Afghanistan : "la vie et la mort observées à la loupe"

Enfant assis sur son lit à l'hôpital de Kunduz dans le nord de l'Afghanistan
Enfant assis sur son lit à l'hôpital de Kunduz, dans le nord de l'Afghanistan © Michael Goldfard/MSF

Brett Adamson est un infirmier australien. Il vient de passer six mois à Kunduz, en Afghanistan et témoigne du combat de ses patients au quotidien, entre la vie et la mort qu’il côtoie tous les jours de très près.

" Nous sommes dans le nord de l’Afghanistan pour gérer un centre de traumatologie. Nous – c’est-à-dire moi-même et 19 autres expatriés – travaillons avec 150 employés afghans dans cet hôpital spécialisé en chirurgie qui comprend une salle d’urgences, un bloc opératoire, deux services d’hospitalisation et un service de soins intensifs.

Les voisins sur lesquels on a tiré parce qu’ils abattaient un arbre ; les enfants blessés parce qu’ils étaient au mauvais endroit au mauvais moment ;  les passants victimes d’une explosion alors qu’ils sortaient simplement acheter du pain ; des familles entières touchées par des tirs de grenades : nous soignons tous les patients, quelque soit leur camp dans cette guerre, y compris les victimes de violences domestiques, les enfants brûlés et beaucoup d’accidentés de la route. Parfois, tout arrive au même moment et quand c’est le cas, l’équipe toute entière travaille jusque tard dans la nuit.

Aujourd’hui, nous avons accompagné un enfant mourant. Il avait été percuté par une moto à pleine vitesse qui lui a fendu le crâne. Nous avons fait tout notre possible, mais il y a toujours des limites.

Il était relié à une machine de ventilation. Nous en avons quatre aux soins intensifs, elles permettent de sauver de nombreuses vies. C’était une manière de gagner du temps pour le soigner, pour que la famille puisse prier, pour espérer.

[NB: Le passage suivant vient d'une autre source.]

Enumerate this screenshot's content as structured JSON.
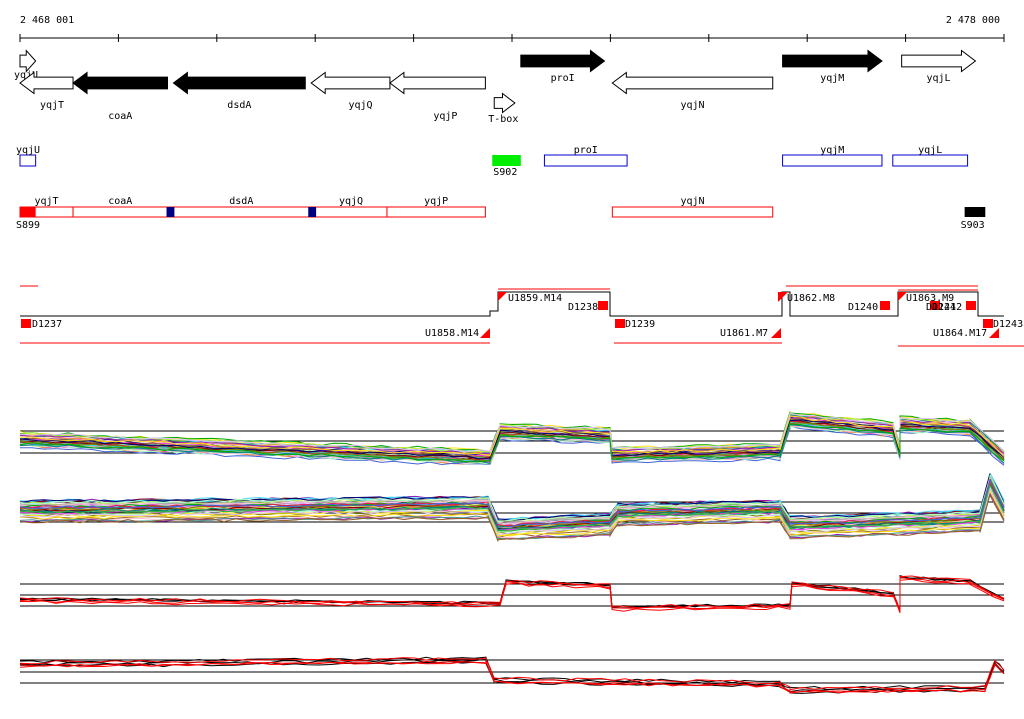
{
  "ruler": {
    "start_label": "2 468 001",
    "end_label": "2 478 000",
    "start": 2468001,
    "end": 2478000
  },
  "genes": [
    {
      "name": "yqjU",
      "start": 2468001,
      "end": 2468160,
      "strand": "+",
      "filled": false,
      "lane": "top"
    },
    {
      "name": "yqjT",
      "start": 2468001,
      "end": 2468540,
      "strand": "-",
      "filled": false,
      "lane": "bottom"
    },
    {
      "name": "coaA",
      "start": 2468540,
      "end": 2469500,
      "strand": "-",
      "filled": true,
      "lane": "bottom"
    },
    {
      "name": "dsdA",
      "start": 2469560,
      "end": 2470900,
      "strand": "-",
      "filled": true,
      "lane": "bottom"
    },
    {
      "name": "yqjQ",
      "start": 2470960,
      "end": 2471760,
      "strand": "-",
      "filled": false,
      "lane": "bottom"
    },
    {
      "name": "yqjP",
      "start": 2471760,
      "end": 2472730,
      "strand": "-",
      "filled": false,
      "lane": "bottom"
    },
    {
      "name": "T-box",
      "start": 2472820,
      "end": 2473030,
      "strand": "+",
      "filled": false,
      "lane": "tbox"
    },
    {
      "name": "proI",
      "start": 2473090,
      "end": 2473940,
      "strand": "+",
      "filled": true,
      "lane": "top"
    },
    {
      "name": "yqjN",
      "start": 2474020,
      "end": 2475650,
      "strand": "-",
      "filled": false,
      "lane": "bottom"
    },
    {
      "name": "yqjM",
      "start": 2475750,
      "end": 2476760,
      "strand": "+",
      "filled": true,
      "lane": "top"
    },
    {
      "name": "yqjL",
      "start": 2476960,
      "end": 2477710,
      "strand": "+",
      "filled": false,
      "lane": "top"
    }
  ],
  "blue_track": [
    {
      "label": "yqjU",
      "start": 2468001,
      "end": 2468160,
      "label_pos": "above"
    },
    {
      "label": "proI",
      "start": 2473330,
      "end": 2474170,
      "label_pos": "above"
    },
    {
      "label": "yqjM",
      "start": 2475750,
      "end": 2476760,
      "label_pos": "above"
    },
    {
      "label": "yqjL",
      "start": 2476870,
      "end": 2477630,
      "label_pos": "above"
    }
  ],
  "green_segments": [
    {
      "label": "S902",
      "start": 2472800,
      "end": 2473090
    }
  ],
  "red_track": {
    "boxes": [
      {
        "label": "yqjT",
        "start": 2468001,
        "end": 2468540
      },
      {
        "label": "coaA",
        "start": 2468540,
        "end": 2469500
      },
      {
        "label": "dsdA",
        "start": 2469500,
        "end": 2471000
      },
      {
        "label": "yqjQ",
        "start": 2471000,
        "end": 2471730
      },
      {
        "label": "yqjP",
        "start": 2471730,
        "end": 2472730
      },
      {
        "label": "yqjN",
        "start": 2474020,
        "end": 2475650
      }
    ],
    "filled_red": [
      {
        "label": "S899",
        "start": 2468001,
        "end": 2468160
      }
    ],
    "navy": [
      {
        "start": 2469490,
        "end": 2469570
      },
      {
        "start": 2470930,
        "end": 2471010
      }
    ],
    "black": [
      {
        "label": "S903",
        "start": 2477600,
        "end": 2477810
      }
    ]
  },
  "transcripts": {
    "labels": [
      "D1237",
      "U1858.M14",
      "U1859.M14",
      "D1238",
      "D1239",
      "U1861.M7",
      "U1862.M8",
      "U1863.M9",
      "D1240",
      "D1241",
      "D1242",
      "U1864.M17",
      "D1243"
    ]
  },
  "colors": {
    "red": "#ff0000",
    "navy": "#000080",
    "blue": "#0000cc",
    "green": "#00ee00",
    "black": "#000000"
  }
}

Ses proches étaient présents quand j’ai éteint le ventilateur et extrait le tube de sa bouche pour voir s’il pouvait respirer seul. Nous leur avions expliqué à plusieurs reprises le peu de chances de survie qu’il avait. Quand un enfant ne respire plus, l’hémorragie à l’intérieur de son crâne est telle que la plupart de ses fonctions cérébrales sont perdues.

Tous ceux qui l’entourent – sa famille, deux médecins, une infirmière, et l’infirmière du matin qui a voulu rester à son chevet – tous feraient l’impossible pour le sauver. L’enfant ne peut pas respirer seul. Il est à bout de souffle, alors on le soulage avec des médicaments ; une pression sur la seringue suffit à alléger ses souffrances. Les membres de sa famille lui tiennent la main, l’infirmière essuie son visage.

C’est comme observer la vie et la mort à la loupe. Le garçon halète, nous le stabilisons à nouveau. Son cœur s’arrête presque de battre entre chaque halètement. Les membres de sa famille lui versent un tout petit peu d’eau entre ses lèvres. On aspire sa salive, nous les réconfortons. Et puis il part doucement.

Il est lavé, habillé, et enveloppé dans un drap propre. L’un de ses frères fond en larmes.

Sa famille veut l’emmener immédiatement. Son père l’enroule dans une couverture et le porte dans ses bras jusqu’à un vieux break emprunté à un ami. Je lui prends l’enfant pour qu’il puisse grimper à l’arrière. Je lui rends son fils, il le berce un peu et ils repartent chez eux, dans les montagnes.

Nous nettoyons le lit, l’équipement, et nous nous occupons des autres patients. Plus tard, le lit est refait avec de nouveaux draps, et en moins de deux heures, quelqu’un d’autre y est installé.

Cet enfant n'a pas survécu, mais fort heureusement, la majorité de nos patients s'en sort."